Die neuen Enthüllungen stammen von dem Journalisten und Filmemacher Yuval Abraham, der für das israelisch-palästinensische +972 Magazin bereits mehrere bahnbrechende Recherchen zu bis dahin unbekannten KI-Werkzeugen von Israels Militär durchgeführt hat. Yuval deckte etwa auf, dass Einheiten ihre Zielpersonen für Bombardements oder Drohnenangriffe per Software priorisieren lassen. Auch ihre Familien werden dabei getötet, indem eine Überwachungssoftware für Mobiltelefone den Soldat*innen Bescheid gibt, wann diese Personen in ihrem Zuhause eintreffen und dort beschossen werden können.
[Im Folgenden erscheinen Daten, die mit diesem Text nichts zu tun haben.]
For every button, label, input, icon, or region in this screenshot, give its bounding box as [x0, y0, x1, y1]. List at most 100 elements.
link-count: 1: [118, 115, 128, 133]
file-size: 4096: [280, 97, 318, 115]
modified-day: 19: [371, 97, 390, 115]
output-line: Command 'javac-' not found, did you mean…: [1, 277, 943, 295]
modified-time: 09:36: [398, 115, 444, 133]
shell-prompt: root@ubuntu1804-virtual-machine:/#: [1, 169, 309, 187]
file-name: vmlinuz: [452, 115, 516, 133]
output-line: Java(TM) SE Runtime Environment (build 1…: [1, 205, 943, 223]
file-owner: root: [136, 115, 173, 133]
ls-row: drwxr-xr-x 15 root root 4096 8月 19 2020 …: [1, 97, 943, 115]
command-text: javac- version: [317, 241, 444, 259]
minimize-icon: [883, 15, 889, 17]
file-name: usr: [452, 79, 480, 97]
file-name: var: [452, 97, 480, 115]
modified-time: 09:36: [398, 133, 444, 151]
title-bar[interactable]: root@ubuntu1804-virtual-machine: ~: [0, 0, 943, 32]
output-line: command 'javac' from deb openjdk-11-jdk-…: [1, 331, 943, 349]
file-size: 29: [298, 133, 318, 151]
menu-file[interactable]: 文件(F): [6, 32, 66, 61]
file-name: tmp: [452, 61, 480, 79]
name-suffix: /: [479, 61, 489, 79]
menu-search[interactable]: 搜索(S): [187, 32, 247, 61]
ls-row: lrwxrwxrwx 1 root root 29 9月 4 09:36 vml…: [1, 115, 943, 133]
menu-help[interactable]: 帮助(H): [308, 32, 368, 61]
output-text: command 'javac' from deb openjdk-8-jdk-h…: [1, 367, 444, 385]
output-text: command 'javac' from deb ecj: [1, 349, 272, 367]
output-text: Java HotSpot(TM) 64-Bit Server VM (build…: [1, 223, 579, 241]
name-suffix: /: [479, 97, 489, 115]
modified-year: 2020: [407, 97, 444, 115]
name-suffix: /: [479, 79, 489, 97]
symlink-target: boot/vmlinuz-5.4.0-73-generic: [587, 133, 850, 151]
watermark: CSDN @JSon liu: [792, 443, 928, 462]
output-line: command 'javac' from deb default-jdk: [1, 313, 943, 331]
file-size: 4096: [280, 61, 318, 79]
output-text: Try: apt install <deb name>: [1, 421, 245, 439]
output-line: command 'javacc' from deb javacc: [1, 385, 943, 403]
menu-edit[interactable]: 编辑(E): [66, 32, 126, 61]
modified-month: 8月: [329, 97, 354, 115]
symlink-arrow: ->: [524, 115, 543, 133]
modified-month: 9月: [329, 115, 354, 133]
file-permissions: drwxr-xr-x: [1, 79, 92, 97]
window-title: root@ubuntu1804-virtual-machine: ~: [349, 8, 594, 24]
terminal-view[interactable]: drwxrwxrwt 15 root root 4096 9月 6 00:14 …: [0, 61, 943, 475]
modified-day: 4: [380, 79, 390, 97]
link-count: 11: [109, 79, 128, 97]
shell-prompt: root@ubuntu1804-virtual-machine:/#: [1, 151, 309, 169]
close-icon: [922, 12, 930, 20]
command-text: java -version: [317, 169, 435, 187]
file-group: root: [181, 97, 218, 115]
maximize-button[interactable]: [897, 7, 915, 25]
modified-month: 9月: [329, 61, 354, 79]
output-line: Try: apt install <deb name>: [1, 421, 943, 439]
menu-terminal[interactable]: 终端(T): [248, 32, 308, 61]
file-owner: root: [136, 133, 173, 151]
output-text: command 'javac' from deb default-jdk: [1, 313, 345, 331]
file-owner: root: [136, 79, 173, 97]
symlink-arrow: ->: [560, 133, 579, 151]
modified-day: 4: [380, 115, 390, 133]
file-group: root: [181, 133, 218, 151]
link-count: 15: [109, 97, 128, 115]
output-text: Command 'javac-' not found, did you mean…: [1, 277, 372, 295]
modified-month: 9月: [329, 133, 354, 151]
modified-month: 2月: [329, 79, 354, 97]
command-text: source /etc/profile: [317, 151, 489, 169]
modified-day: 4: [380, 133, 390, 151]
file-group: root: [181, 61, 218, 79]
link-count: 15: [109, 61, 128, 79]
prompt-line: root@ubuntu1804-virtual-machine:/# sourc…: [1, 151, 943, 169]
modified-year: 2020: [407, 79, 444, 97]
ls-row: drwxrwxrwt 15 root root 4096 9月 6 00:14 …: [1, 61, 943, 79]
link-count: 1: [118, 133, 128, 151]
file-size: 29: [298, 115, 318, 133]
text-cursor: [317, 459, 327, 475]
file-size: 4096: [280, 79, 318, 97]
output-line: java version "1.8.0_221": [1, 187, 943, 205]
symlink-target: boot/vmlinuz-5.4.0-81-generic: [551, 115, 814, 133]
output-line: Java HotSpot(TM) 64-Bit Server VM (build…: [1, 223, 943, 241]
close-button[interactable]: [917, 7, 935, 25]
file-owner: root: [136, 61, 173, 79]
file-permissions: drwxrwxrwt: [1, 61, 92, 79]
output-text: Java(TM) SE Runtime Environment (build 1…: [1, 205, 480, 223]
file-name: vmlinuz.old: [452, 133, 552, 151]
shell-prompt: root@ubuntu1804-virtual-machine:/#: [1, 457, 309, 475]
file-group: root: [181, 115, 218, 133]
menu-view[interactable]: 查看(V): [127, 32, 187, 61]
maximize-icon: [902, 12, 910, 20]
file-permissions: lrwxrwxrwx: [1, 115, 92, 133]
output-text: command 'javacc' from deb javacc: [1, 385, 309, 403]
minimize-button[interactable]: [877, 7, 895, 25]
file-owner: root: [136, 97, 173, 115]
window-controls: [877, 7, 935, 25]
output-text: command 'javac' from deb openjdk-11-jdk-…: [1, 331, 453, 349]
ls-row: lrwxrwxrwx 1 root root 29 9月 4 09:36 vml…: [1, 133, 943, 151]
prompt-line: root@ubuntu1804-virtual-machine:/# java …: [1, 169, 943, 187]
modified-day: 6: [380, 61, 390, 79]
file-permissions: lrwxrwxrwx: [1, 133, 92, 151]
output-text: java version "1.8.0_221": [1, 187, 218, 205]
Zusammen mit dem Palästinenser Basel Adra hatte Yuval Abraham vor einem Jahr den Dokumentarfilm »No Other Land« auf der Berlinale 2024 präsentiert und darin mutwillige Zerstörungen durch die israelische Armee im Westjordanland thematisiert. Der Film gewann den Preis für den besten Dokumentarfilm, woraufhin Abraham in seiner Dankesrede Israel »Apartheid« unterstellte und einen Waffenstillstand im Gazastreifen forderte. Abraham wurde daraufhin von deutschen Politiker*innen und Medien über Monate des Antisemitismus beschuldigt. Am Sonntag gewann »No Other Land« auch den Oscar für den besten Dokumentarfilm.